Though most of American animation is now done through computers, Miyazaki and company – the director here is Hiromasa Yonebayashi, working from Miyazaki’s notes – have stayed with hand drawn cel animation, and their work is gorgeous. There’s nothing crude or referential about their work, it’s just about nature (a reoccurring theme in Ghibli films), and there is a great purity and spirit to their vision. It’s a story of the mysteries of communal space, and how there are hidden worlds that exist right in front of us.
It’s based on the classic children’s book The Borrowers (by Mary Norton), and though there is adventure and danger, it’s a very gentle and charming film that is basically about acceptance versus intolerance. On both sides there are people who don’t want there to be interactions between the two species, and though the film functions as a metaphor for accepting others or otherness, this never overwhelms the film about an unlikely friendship.

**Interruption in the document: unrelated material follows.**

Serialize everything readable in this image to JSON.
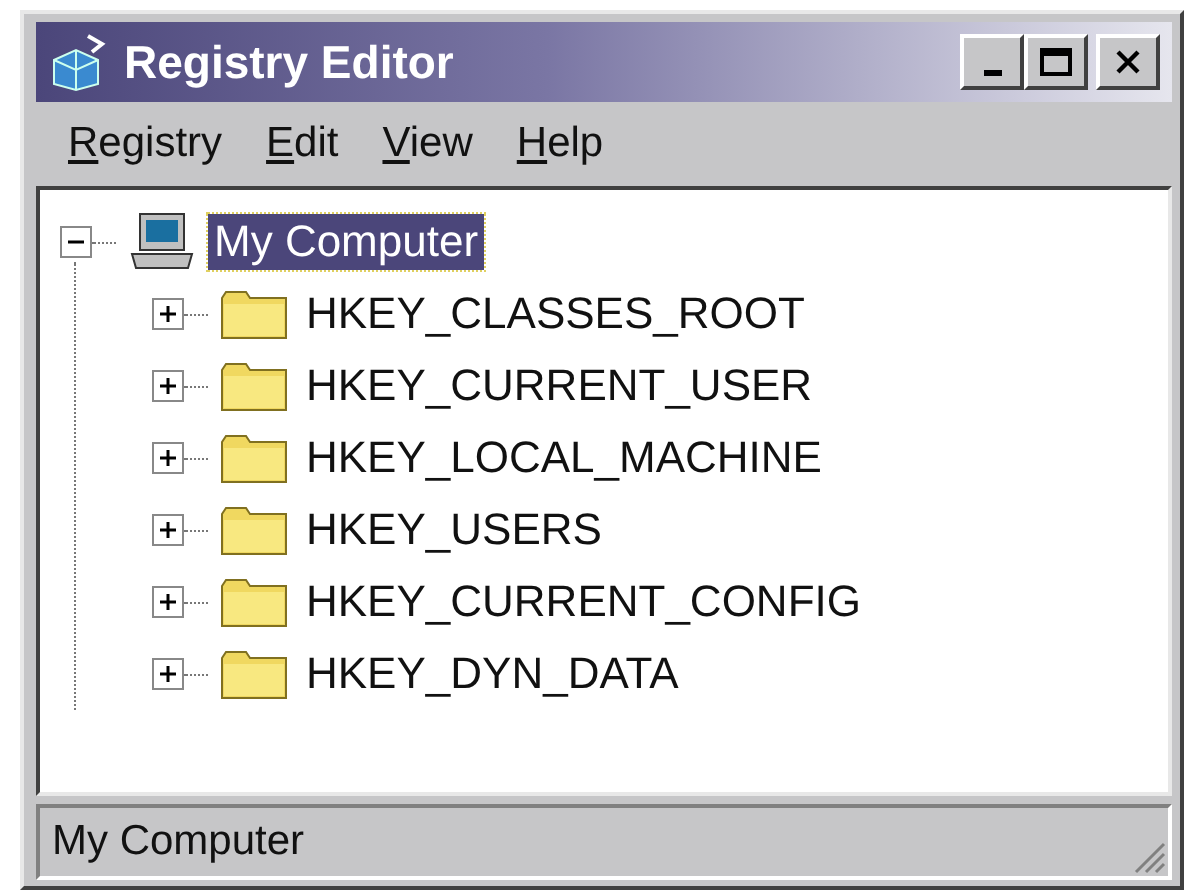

But if the viewer or their child has ADD, this is probably not the film for them. Though it rewards the attention paid, those used to American animated films – which are filled with lots of action, noises and distractions – this is nothing like that. It’s not a bad thing, but it’s a slow moving film.
In fact, the biggest problem with the film is the legacy of Studio Ghibli, who’ve got a catalog of great movies for children. From Nausicaa to Kiki’s Delivery Service to Totoro to Spirited Away, they’ve established a fine lineage of great children’s entertainment. And though this is a solid entry in their filmography, it’s hard to say it stacks with their best. It’s a good movie, one of the better films of 2012, but it’s hard to place it near their best work. But that’s a great problem to have.

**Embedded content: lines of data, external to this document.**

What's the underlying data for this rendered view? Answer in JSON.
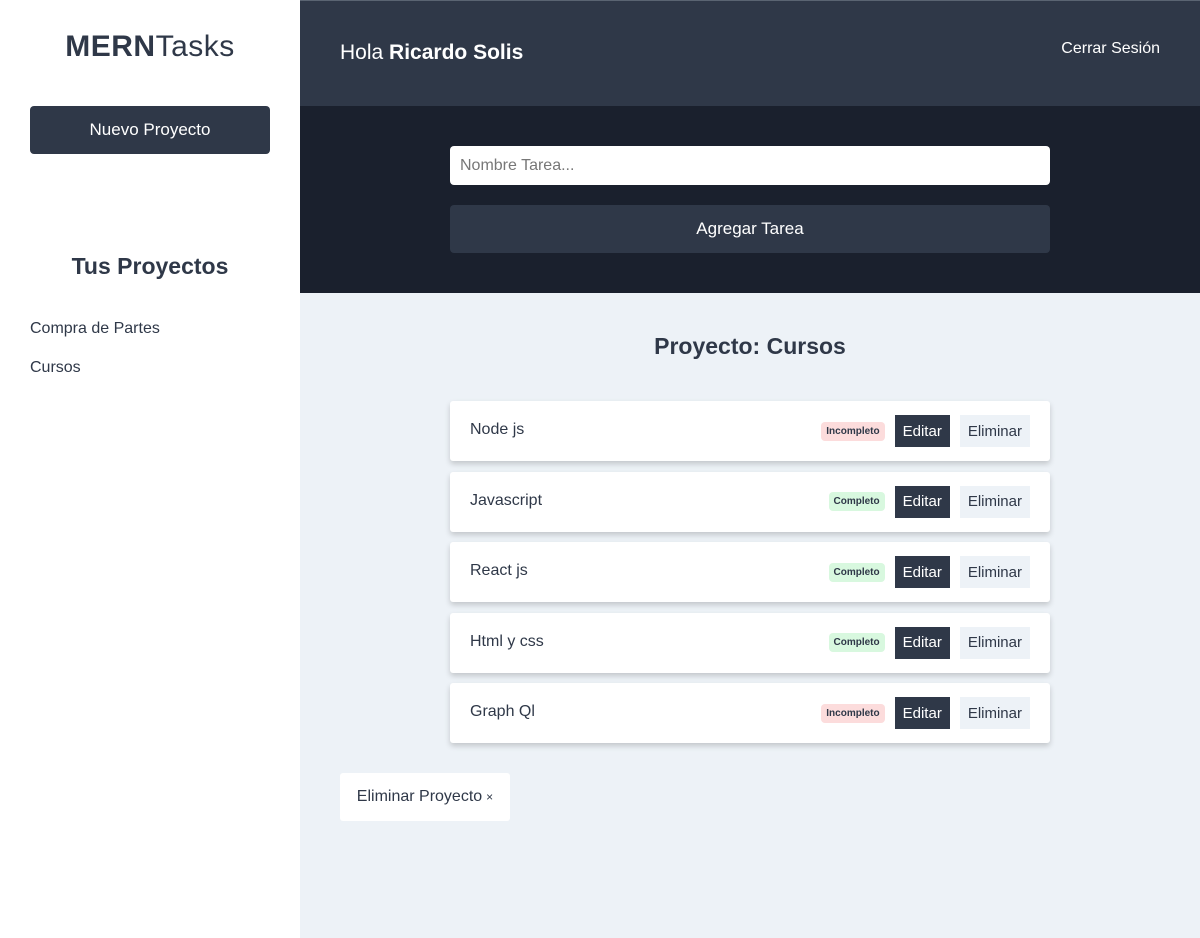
{
  "sidebar": {
    "logo_strong": "MERN",
    "logo_light": "Tasks",
    "new_project_label": "Nuevo Proyecto",
    "projects_title": "Tus Proyectos",
    "projects": [
      {
        "label": "Compra de Partes"
      },
      {
        "label": "Cursos"
      }
    ]
  },
  "header": {
    "greeting_prefix": "Hola",
    "user_name": "Ricardo Solis",
    "logout_label": "Cerrar Sesión"
  },
  "task_form": {
    "input_value": "",
    "input_placeholder": "Nombre Tarea...",
    "submit_label": "Agregar Tarea"
  },
  "project": {
    "heading_prefix": "Proyecto: ",
    "name": "Cursos",
    "delete_label": "Eliminar Proyecto",
    "delete_symbol": "×"
  },
  "tasks": [
    {
      "name": "Node js",
      "state": "Incompleto",
      "edit_label": "Editar",
      "delete_label": "Eliminar"
    },
    {
      "name": "Javascript",
      "state": "Completo",
      "edit_label": "Editar",
      "delete_label": "Eliminar"
    },
    {
      "name": "React js",
      "state": "Completo",
      "edit_label": "Editar",
      "delete_label": "Eliminar"
    },
    {
      "name": "Html y css",
      "state": "Completo",
      "edit_label": "Editar",
      "delete_label": "Eliminar"
    },
    {
      "name": "Graph Ql",
      "state": "Incompleto",
      "edit_label": "Editar",
      "delete_label": "Eliminar"
    }
  ],
  "colors": {
    "primary": "#2f3848",
    "dark_band": "#1a202d",
    "background": "#edf2f7",
    "incompleto": "#fcdcdc",
    "completo": "#d8f8df"
  }
}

The worst that can be said about the film is that it’s a little slow and not everyone’s best work. That’s not so much a problem as nitpicking. Perhaps more importantly it shows the value of a well told tale and 2-D cel animation. The Secret World of Arrietty is an inviting and fascinating fantasy world that may grow stronger on repeated viewings. Which makes it a great little children’s film.
Disney presents the film on Blu-ray with a DVD copy. The film is presented in English and Japanese 5.1 DTS-HD master audio in widescreen (1.78:1). The transfer is flawless. The English subtitles don’t seem to be “Dubtitles,” but that could just be abbreviations. Extras include the film presented in storyboard form, twenty seven trailers and TV spots (14 min.), two music videos and a making of (2 min.) for one of the (American) songs in the film. The storyboard presentation is cool, but there’s not much meat here.